Psychology
644.G (Psychological Assessment)
Introduction
to MMPI-2 Administration, Scoring, and Interpretation
Fall
Semester, 2005 (Second five weeks)
2:00
- 5:00 Wednesday
William B. Stiles, Instructor
I've tried to design this module to show, by concrete case examples, the relations between MMPI-2 profiles and people. The module is organized around a series of exercises. Although we will have time to complete each of these exercises only once during these 5 weeks, most of them can be profitably repeated after the module is finished, so you can continue to learn more on your own.
Text:
Greene, R. L. (2000). The MMPI-2: An interpretive manual.(2nd ed.) Boston, MA: Allyn & Bacon.
Written
Assignments:
There
will be four written assignments, one due in class each week except the first.
In writing your reports, please indicate what about the test results or what
other observations or information led you to your inferences. Come to class with
a transparency of the profile
(not the whole printout) for the case you studied, prepared to present and
discuss your assignment.
Please
disguise client names and other identifying data in your written reports (these
are class assignments, not clinic documents). If you are studying a client who
is currently being seen, be sure you have the permission of the therapist and
the supervisor. In writing and presenting, please try to make your reports brief
and to the point. Focus on distinctive characteristics.
Assignment
1: Familiarization and Validity.
Take
the MMPI or MMPI-2 three times, with the following mental sets:
(a)
Honest. Be as nondefensive and accurate as you can.
(b)
Fake good. Try to be an ideal, well adjusted person.
(c)
Fake bad. Choose some pathological set (e.g., cry for help, depressed, paranoid,
phobic, schizophrenic) and try to be consistent.
Each
time before you start, make notes describing the specific attitudes you intend
to take, and after you finish, note how well you maintained those attitudes.
Next
read chapters 1‑3 in Greene. Then score the three tests. Please score two
of your tests using the hand templates and one using computer scoring. The point
of hand-scoring is to give you a concrete sense of how specific responses lead
to scores and profiles. Test protocols for the other assignments will be
computer scored.
Write
a report of your experience and the results, focusing on the consequences of the
fake-good and fake-bad sets as they affect your tests' validity. You need not
reveal your own profile if you prefer to keep it private.
Assignment
2: Test Your Client.
Read
chapters 4, 7, and 8 in Greene. Apply Greene's procedure for interpretation to
the profile of a psychotherapy client‑‑preferably a client you have
seen for some time and are familiar with. Alternatively, choose a client on whom
there is a good deal of data available to you. In writing your report, comment
on the accuracy or inaccuracy of inferences from the profile. Look for errors of
omission as well as errors of commission.
Assignment
3: Blind Interpretation.
Read
chapters 5 and 6 in Greene, and familiarize yourself with the
"cookbooks" described in chapter 7. Many of these are in the clinic
workroom. Please do not remove them.
Write
a report on the profile of a psychotherapy client who is not known to you, but
whose therapist is available for discussion of the case. Your analysis should be
"blind," that is, based on only the profile (using any cookbooks or
texts) plus basic demographic information (age, sex, education, occupation,
marital status). Try to be as specific and concrete as you can. (That is, give
the test a chance to be clearly confirmed or disconfirmed.) Show your written
report to the therapist and discuss accuracies and inaccuracies. Try to get the
therapist to describe specific behaviors or events in the client's life (in or
out of therapy) that confirm or disconfirm each prediction. Append a summary of
your discussion to the report.
Assignment
4: Guess-a-profile.
Interview
or observe a client for at least two sessions and review any other available
information on the case. Be sure that an MMPI-2 is administered, but don't score
it (or, if it has already been scored, don't look at it).
Next,
draw your best estimate of the client's profile. (Include any special scales
that seem relevant.) In estimating, use any available cookbooks, discussions
with others, other tests, and your own clinical understanding of the scales.

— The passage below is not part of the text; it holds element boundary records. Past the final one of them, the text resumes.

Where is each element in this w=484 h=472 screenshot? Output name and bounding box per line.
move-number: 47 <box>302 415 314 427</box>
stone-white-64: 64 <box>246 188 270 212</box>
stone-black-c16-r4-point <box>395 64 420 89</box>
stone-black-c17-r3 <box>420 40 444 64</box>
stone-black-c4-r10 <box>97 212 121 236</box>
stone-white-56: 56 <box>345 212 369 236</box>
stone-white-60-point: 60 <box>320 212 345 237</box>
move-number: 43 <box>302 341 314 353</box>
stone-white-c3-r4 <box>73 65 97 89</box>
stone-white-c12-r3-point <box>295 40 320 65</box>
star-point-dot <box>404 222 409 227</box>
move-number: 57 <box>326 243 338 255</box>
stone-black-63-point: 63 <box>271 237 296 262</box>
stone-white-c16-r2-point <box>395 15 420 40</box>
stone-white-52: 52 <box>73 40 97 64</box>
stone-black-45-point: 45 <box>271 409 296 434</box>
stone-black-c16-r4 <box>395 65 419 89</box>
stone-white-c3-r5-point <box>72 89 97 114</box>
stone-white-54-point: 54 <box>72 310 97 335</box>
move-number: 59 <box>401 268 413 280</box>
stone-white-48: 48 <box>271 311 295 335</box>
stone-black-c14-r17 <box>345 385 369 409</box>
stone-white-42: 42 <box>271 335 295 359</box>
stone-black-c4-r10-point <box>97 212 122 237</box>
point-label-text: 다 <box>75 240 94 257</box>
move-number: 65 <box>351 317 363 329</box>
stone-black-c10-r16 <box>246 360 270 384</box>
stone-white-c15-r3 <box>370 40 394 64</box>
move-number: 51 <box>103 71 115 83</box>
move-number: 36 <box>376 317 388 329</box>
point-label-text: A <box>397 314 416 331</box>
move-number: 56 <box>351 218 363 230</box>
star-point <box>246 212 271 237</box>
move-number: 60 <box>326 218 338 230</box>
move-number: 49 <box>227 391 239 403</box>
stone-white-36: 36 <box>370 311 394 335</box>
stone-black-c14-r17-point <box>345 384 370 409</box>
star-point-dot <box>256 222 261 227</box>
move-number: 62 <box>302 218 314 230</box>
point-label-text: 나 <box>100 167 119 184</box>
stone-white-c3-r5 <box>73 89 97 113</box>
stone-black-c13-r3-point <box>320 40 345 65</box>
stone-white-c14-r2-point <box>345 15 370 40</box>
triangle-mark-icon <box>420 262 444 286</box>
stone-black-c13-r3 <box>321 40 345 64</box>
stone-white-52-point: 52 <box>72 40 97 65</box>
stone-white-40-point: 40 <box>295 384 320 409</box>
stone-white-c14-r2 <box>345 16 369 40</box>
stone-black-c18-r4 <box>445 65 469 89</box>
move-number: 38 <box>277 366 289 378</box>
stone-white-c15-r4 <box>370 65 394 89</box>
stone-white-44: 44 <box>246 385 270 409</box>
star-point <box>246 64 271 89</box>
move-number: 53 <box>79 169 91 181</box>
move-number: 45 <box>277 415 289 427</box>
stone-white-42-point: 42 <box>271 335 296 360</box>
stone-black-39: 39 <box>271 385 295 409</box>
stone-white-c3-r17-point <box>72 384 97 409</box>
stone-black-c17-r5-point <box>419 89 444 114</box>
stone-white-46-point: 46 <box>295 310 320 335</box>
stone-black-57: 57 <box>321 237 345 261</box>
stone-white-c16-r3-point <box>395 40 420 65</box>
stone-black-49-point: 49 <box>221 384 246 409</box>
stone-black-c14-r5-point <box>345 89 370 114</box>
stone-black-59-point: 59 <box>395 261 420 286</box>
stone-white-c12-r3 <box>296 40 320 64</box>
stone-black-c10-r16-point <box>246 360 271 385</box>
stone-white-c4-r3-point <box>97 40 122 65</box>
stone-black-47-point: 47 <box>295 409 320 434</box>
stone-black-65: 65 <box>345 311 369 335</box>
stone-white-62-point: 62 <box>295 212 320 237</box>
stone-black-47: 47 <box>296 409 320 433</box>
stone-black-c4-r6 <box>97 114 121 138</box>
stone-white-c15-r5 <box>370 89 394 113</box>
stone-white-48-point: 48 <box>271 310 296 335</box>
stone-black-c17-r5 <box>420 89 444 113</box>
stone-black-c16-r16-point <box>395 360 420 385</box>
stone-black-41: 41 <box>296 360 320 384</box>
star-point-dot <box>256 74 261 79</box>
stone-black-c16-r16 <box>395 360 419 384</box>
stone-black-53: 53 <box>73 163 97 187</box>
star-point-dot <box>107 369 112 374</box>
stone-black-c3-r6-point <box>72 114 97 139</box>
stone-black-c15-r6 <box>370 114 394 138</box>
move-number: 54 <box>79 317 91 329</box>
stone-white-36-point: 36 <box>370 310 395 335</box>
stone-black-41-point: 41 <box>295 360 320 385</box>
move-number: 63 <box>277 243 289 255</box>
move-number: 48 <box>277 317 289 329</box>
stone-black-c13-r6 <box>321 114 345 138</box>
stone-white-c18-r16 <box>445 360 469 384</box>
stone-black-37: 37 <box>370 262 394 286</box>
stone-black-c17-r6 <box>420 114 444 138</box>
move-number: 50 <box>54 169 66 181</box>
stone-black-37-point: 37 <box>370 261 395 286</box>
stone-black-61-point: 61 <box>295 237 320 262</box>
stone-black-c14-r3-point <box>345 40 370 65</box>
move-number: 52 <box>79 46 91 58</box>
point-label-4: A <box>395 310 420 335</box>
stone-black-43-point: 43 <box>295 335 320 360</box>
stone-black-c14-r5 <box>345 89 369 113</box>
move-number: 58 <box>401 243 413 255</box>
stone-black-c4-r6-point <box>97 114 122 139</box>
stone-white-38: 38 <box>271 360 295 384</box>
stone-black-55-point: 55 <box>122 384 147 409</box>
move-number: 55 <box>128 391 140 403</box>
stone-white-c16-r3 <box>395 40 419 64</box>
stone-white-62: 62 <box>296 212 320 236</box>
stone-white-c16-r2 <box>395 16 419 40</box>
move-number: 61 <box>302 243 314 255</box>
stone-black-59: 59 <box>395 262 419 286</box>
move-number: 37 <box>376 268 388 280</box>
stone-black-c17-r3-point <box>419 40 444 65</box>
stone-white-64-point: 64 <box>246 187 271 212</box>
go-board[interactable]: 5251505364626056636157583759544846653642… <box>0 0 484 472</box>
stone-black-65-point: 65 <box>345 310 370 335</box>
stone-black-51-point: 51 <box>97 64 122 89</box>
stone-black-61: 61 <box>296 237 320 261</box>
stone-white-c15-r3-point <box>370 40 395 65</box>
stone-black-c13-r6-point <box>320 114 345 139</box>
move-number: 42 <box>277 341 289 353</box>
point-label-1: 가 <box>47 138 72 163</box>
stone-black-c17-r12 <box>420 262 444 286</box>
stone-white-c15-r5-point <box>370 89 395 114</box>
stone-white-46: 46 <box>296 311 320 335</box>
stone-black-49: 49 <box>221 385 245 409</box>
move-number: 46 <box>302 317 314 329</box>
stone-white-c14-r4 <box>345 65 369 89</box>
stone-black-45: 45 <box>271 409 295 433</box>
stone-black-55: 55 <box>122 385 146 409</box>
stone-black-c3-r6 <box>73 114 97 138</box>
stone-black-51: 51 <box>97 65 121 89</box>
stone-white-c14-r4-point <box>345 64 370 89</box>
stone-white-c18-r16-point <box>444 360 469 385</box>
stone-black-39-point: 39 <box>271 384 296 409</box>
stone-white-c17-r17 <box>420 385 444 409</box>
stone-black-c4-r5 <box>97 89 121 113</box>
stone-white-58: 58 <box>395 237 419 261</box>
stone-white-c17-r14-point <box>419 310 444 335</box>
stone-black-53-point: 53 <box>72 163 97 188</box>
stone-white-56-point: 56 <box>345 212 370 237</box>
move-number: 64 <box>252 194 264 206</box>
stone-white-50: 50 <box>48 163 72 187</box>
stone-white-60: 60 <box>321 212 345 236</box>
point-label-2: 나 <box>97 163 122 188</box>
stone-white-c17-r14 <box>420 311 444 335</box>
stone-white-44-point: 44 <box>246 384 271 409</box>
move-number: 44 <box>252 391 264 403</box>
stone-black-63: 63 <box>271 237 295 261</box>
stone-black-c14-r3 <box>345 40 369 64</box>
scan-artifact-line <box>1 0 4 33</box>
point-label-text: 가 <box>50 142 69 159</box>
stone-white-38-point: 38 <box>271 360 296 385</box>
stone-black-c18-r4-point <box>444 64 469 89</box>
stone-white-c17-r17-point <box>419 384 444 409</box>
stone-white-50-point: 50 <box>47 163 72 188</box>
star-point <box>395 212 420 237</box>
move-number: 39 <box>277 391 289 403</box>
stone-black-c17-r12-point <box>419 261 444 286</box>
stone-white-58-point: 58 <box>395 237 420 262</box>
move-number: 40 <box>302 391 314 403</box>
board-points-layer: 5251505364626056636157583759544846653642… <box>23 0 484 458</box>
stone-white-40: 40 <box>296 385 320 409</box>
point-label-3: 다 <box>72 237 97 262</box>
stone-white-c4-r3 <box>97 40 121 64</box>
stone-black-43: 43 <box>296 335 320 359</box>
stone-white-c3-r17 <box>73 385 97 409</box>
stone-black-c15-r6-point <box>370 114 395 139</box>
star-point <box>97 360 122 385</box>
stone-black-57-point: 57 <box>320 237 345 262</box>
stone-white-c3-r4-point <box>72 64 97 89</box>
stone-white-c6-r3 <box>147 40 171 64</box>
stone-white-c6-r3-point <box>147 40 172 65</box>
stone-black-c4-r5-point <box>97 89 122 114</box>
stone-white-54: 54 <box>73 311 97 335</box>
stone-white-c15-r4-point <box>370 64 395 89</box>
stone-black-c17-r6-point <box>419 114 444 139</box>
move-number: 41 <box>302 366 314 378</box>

Record your observations and reasoning for the decisions you make in drawing the
profile. Also record the alternatives you considered and your level of
confidence in each decision. Be sure to consider high point codes, validity
scales and K‑corrections, configurations such as the Goldberg index and
overall elevation, as well as the score on each clinical scale and supplementary
scales with which you are familiar or which seem likely to be elevated.
Then
score the client's actual profile and compare it with your estimate. Discuss any
discrepancies, making reference to your original reasons for your estimates.
Include both profiles in your report.